Mühür kullanma ihtiyacı ortaya çıktığında, Hz. Peygamber sallallahu aleyhi vesellem mühür olarak da kullanabileceği bir yüzük yaptırınca önce altından yaptırdı. Hz; Peygamber sallallahu aleyhi vesellem’in sünnetine uymak için sahabe-i kiram da altın yüzükler yaptırdılar. Hz. Peygamber sallallahu aleyhi vesellem minbere çıktı ve yüzüğü parmağından çıkararak fırlatıp attı ve: “Artık takmayacağım” buyurdu. Bunun üzerine sahabe-i kiram da hemen o anda parmaklarındaki altın yüzükleri çıkarıp attılar. Allah Resulü, kendisi sade bir hayat yaşadığı gibi, aile fertlerinin de aynı şekilde sâde bir hayat sürmelerini ve konforlu bir hayattan uzak kalmalarını isterdi. Şeriatta kadınların altın takılar kullanmaları mubahtır. Ama Hz. Peygamber sallallahu aleyhi vesellem kendi mübarek ev halkının, bundan da en uzak duranlar olmalarını arzu ederdi.
Bir keresinde Hz.
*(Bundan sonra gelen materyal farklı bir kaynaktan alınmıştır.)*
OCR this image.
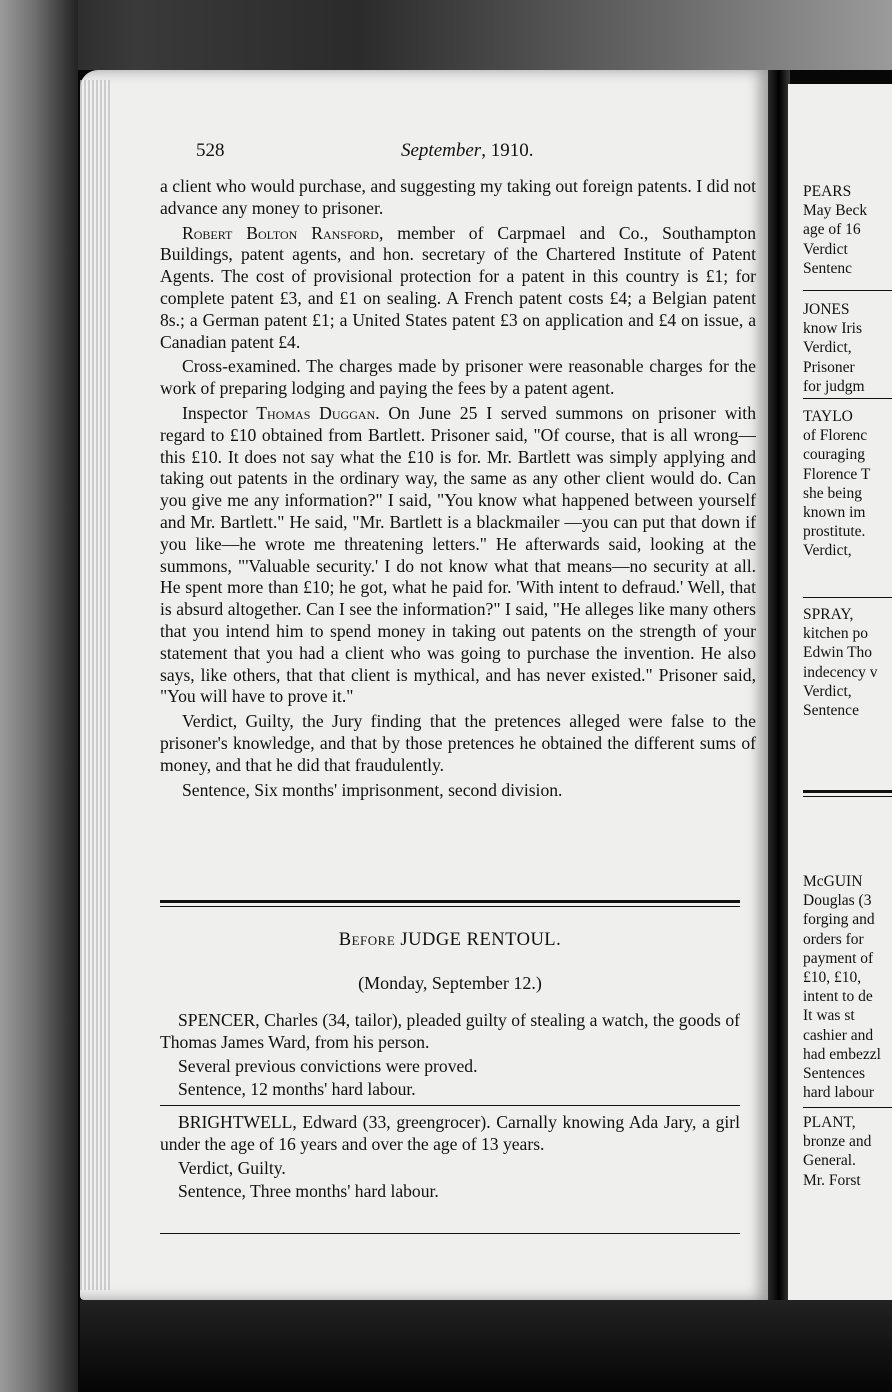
528	September, 1910.

a client who would purchase, and suggesting my taking out foreign patents. I did not advance any money to prisoner.

Robert Bolton Ransford, member of Carpmael and Co., Southampton Buildings, patent agents, and hon. secretary of the Chartered Institute of Patent Agents. The cost of provisional protection for a patent in this country is £1; for complete patent £3, and £1 on sealing. A French patent costs £4; a Belgian patent 8s.; a German patent £1; a United States patent £3 on application and £4 on issue, a Canadian patent £4.

Cross-examined. The charges made by prisoner were reasonable charges for the work of preparing lodging and paying the fees by a patent agent.

Inspector Thomas Duggan. On June 25 I served summons on prisoner with regard to £10 obtained from Bartlett. Prisoner said, "Of course, that is all wrong—this £10. It does not say what the £10 is for. Mr. Bartlett was simply applying and taking out patents in the ordinary way, the same as any other client would do. Can you give me any information?" I said, "You know what happened between yourself and Mr. Bartlett." He said, "Mr. Bartlett is a blackmailer —you can put that down if you like—he wrote me threatening letters." He afterwards said, looking at the summons, "'Valuable security.' I do not know what that means—no security at all. He spent more than £10; he got, what he paid for. 'With intent to defraud.' Well, that is absurd altogether. Can I see the information?" I said, "He alleges like many others that you intend him to spend money in taking out patents on the strength of your statement that you had a client who was going to purchase the invention. He also says, like others, that that client is mythical, and has never existed." Prisoner said, "You will have to prove it."

Verdict, Guilty, the Jury finding that the pretences alleged were false to the prisoner's knowledge, and that by those pretences he obtained the different sums of money, and that he did that fraudulently.

Sentence, Six months' imprisonment, second division.

Before JUDGE RENTOUL.
(Monday, September 12.)

SPENCER, Charles (34, tailor), pleaded guilty of stealing a watch, the goods of Thomas James Ward, from his person.

Several previous convictions were proved.

Sentence, 12 months' hard labour.

BRIGHTWELL, Edward (33, greengrocer). Carnally knowing Ada Jary, a girl under the age of 16 years and over the age of 13 years.

Verdict, Guilty.

Sentence, Three months' hard labour.

PEARS
May Beck
age of 16
Verdict
Sentenc
JONES
know Iris
Verdict,
Prisoner
for judgm
TAYLO
of Florenc
couraging
Florence T
she being
known im
prostitute.
Verdict,
SPRAY,
kitchen po
Edwin Tho
indecency v
Verdict,
Sentence
McGUIN
Douglas (3
forging and
orders for
payment of
£10, £10,
intent to de
It was st
cashier and
had embezzl
Sentences
hard labour
PLANT,
bronze and
General.
Mr. Forst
Fâtıma’nın boynunda altmdan bir takı gördü ve: “İnsanlar, “Peygamberin kızı boğazma ateşten bir gerdanlık takmış” dediklerinde gücüne gitmez mi?” buyurdu.”
Bir gün Hz. Peygamber sallallahu aleyhi vesellem, Hz. Aişe’nin kollarında altın bilezikler gördü ve ona: “Başka şeyden yapılmış bir bileziği za’ferân boyasıyla boyayarak taksaydın daha iyi olurdu” buyurdu.”
Bir keresinde Necâşî Hz. Peygamber sallallahu aleyhi vesellem’e hediye olarak birtakım süs eşyaları gönderdi. Bunlar arasında bir de yüzük vardı. Kaşına kıymetli bir Habeşistan taşı yerleştirilmişti. Hz. Peygamber sallallahu aleyhi vesellem’in yüzünde hoşlanmama izleri görülüyor, ona değnekle dokunuyor, elini sürmüyordu.
Bir gün biri hediye olarak ipekli bir cepken gönderdi. Allah Resulü onu giydi ve namaza durdu. Namazı bitirdikten sonra öfkeyle çıkarıp yere koydu. Sonra da: “Bu elbise, dünya süslerinden sakınanlar için uygun değildir” buyurdu.
Tevazu ve alçak gönüllülük bakımından çoğu kere sâde elbiseler giyerdi. Hz. Ömer (ra), Cuma ve Bayram namazlarında veya yabancı elçiler geldiği sırada Hz. Peygamber sallallahu aleyhi vesellem’in, insanı heybetli gösteren süslü elbiseler giymesini uygun görüyordu. Bir gün yolda giderlerken, tesadüfen ipekli, süslü bir elbisenin satıldığını gördüler. Hz. Ömer (ra) bunu fırsat bilerek, “Ey Allah Resulü! Bu elbiseyi satın alın da Cuma günleri ve yabancı elçileri karşıladığınızda giyinin” dedi. Hz. Peygamber sallallahu aleyhi vesellem buna karşılık; “Bunu ahirette hiç giyme şansı olmayanlar giysinler” buyurdu. Çoğu kez kaba ve yünden yapılmış elbiseler giyerdi. Öyle elbiseler içinde de vefat etti.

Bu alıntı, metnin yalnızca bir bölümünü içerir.